Anonymous wrote:
Anonymous wrote:
Anonymous wrote:I am also writing from Pittsburgh. From here. Have lived all over east coast including DC, but came back to Pittsburgh (my home town).
Here are some pros:
- Cheap living, which has SO very many benefits compared to DC.
- EASY to live here. Easy to get around, enough to do with kids. I actually go do all the things like museums that are too far away to take advantage of in DC.
- Very authentic place with real soul. I personally found DC to be sterile and boring. Pittsburgh is gritty and has "real" working class people, which I like.
- A great place to have kids. You can have a yard and a big beautiful house. Lots of parks. Lots of green.
- Professionally if you can get a good job (see below) it is the best of both worlds. I have an international job in a city that has small town convenience. I am very rich relative to most Pittsburghers and live very well.
- People are friendly.
- There is tons of culture for a city this size. Great food scene. Very intellectual and international, at least in the east end, thanks especially to CMU, Pitt/UPMC.
- Pittsburgh is getting a ton of press right now as a city on the upswing for many of the above reasons.
Here are some cons:
- I wouldn't want to live here in the suburbs. I love being a Pittsburgher in the city, but IMO if you are an 'east coast person' the suburbs would be tough (I grew up in them).
- I think it would hard to be black here. While there is a significant black population in the city, Pittsburgh can be a segregated town, not black-white segregation, but across different ethnic lines. This is positive and negative. It is positive in that Pittsburgh is a city of neighborhoods....real neighborhoods with walkable commercial areas that are years and years old with real stores and real history (in contrast, DC for me was pretty artificial with most of the neighborhoods being either literally fake (think Rockville town center) or recently gentrified fake (a la Capital Hill). You get to know people in your neighborhood and see them. I live where some of my grandparents and parents and great grandparents lived. Community is a very real thing. It is awesome for me. On the other hand, the neighborhoods historically were ethnically-centric. There were, and to some extent still are, neighborhoods that are polish, Italian, jewish, black, Slavic, irish. And my impression is that like other cities with this kind of history, it can be a racist town. I don't know what non-white you are. As others have said, if you are Indian or Asian, you will find no issue in the East End thanks to the influence of CMU and UPMC/Pitt. I think it would be harder to be black in Pittsburgh. Also, there are almost no Latinos, although that is changing.
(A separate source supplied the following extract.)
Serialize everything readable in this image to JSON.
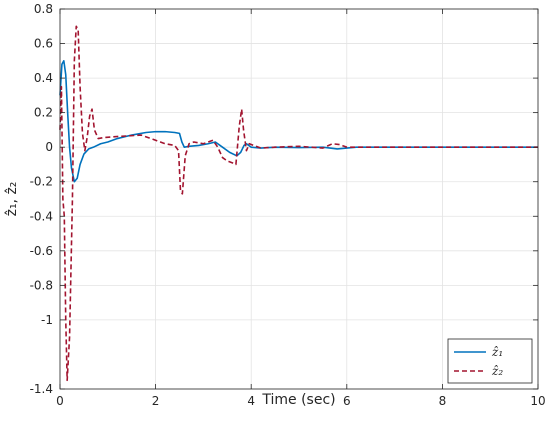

- It can be hard to get a job in Pittsburgh relative to DC. If you have a great job, that is great. But if you need a new job, the opportunities are just much less than DC.
- Weather kind of sucks here. It just does. It is one of the grayest cities in the US (top 4). But if you don't like DC summers, the good news is our summer are pleasant.
- There is a bit of a culture of people associating with friends from growing up. That goes back to the city of neighborhoods thing.
School wise, if you are going to be in the East End, you'll really want to make sure you are in Colfax/Alderdice boundaries, or plan to send your kid to private school or a less quality magnet/public school. The schools leave a lot to be desired. For older kids though I hear great things about Obama and CAPA.
Capitol Hill is hardly "recently gentrified". It seems like you don't know much about DC if you don't think it has any "real history"...
Other than having lived there over 6 years....
In fairness, there is a genuine and rich black culture in DC. The point I was trying to make is in Pittsburgh the same communities have lived in neighborhoods for a hundred years. How many people in Capitol Hill today lived there 25 or even 10 years ago, let alone can trace their families back there? There is a great community there but it is not the community that existed a generation ago.
In Pittsburgh, I literally live around the corner from houses that my great-grandmother on my dad's side, my grandmother on my mom's side, my father in law and mother in law lived in (and their parents) (and I could keep going). The house we bought belonged to close friends of my grandparents. When people ask me where I live, I say "the so-and-so's house" and that means something to them. That is Pittsburgh for you...at least the city neighborhoods. And yes, I don't think DC has that, except perhaps in the black community. Feel free to tell my I am wrong, but that was my experience in DC. DC is great but it is not a place with roots (again other than the black community).